Manifestations contre la loi travail : 12 plaintes pour violences policières à Rennes

Manifestations contre la loi travail : 12 plaintes pour violences policières à Rennes

JUSTICE - Déposées à Rennes par des étudiants, ces plaintes interviennent après deux manifestations contre la loi travail émaillées de heurts, le 31 mars et le 9 avril.

Ce sont 12 plaintes au total qui ont été déposées à Rennes pour des violences policières. Selon le parquet, l'IGPN a en effet été saisie de cinq plaintes pour des violences policières lors de deux manifestations contre la loi travail émaillées de heurts, le 31 mars et le 9 avril, et sept autres plaintes sont en cours de transmission à l'IGPN, rapporte ce vendredi 22 avril l'AFP.

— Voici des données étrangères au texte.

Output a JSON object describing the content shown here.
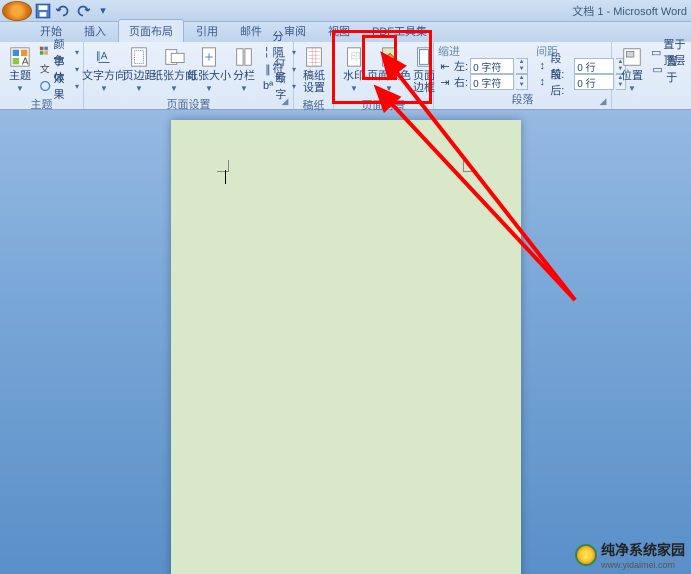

Parmi les cinq premières plaintes, trois émanent de manifestants qui comparaissaient vendredi après-midi devant le tribunal correctionnel de Rennes, et les sept autres d'étudiants, a ajouté le procureur. En tout neuf personnes interpellées lors des manifestations des 31 mars et 9 avril étaient jugées vendredi pour "participation avec arme à un attroupement" et "violences" sur des policiers.

"Appel des blessé.e.s. du mouvement contre la loi travail à Rennes"

Une des plaignantes, Maëva, une étudiante, explique avoir porté plainte "contre le préfet pour violences policières il y a deux semaines" après avoir été blessée à la tête et avoir eu cinq hématomes, selon elle, à la suite de coups de matraque reçus lors d'une charge des forces de l'ordre. Elle était présente vendredi après-midi, comme une centaine d'autres militants syndicaux et étudiants, devant le palais de justice de Rennes pour soutenir les manifestants qui comparaissaient.L'étudiante a expliqué avoir signé, avec quatorze autres étudiants qui affirment avoir été blessés lors des manifestations, un "appel des blessé.e.s. du mouvement contre la loi travail à Rennes". 

Lors des deux manifestations des 31 mars et 9 avril, "l'équipe médicale" formée par les manifestants "a constaté un minimum de 145 blessés.e.s dont 30 graves", selon cet appel qui parle d'hématomes, de plaies, de blessures liées à l'usage de lanceurs de balle en caoutchouc, d'une clavicule et d'un bras cassés. Selon le préfet, un policier et trois CRS ont été blessés le 9 avril et hospitalisés, l'un des CRS souffrant d'une double fracture de la main. Un autre policier avait été blessé lors de la manifestation du 31 mars, selon cette même source.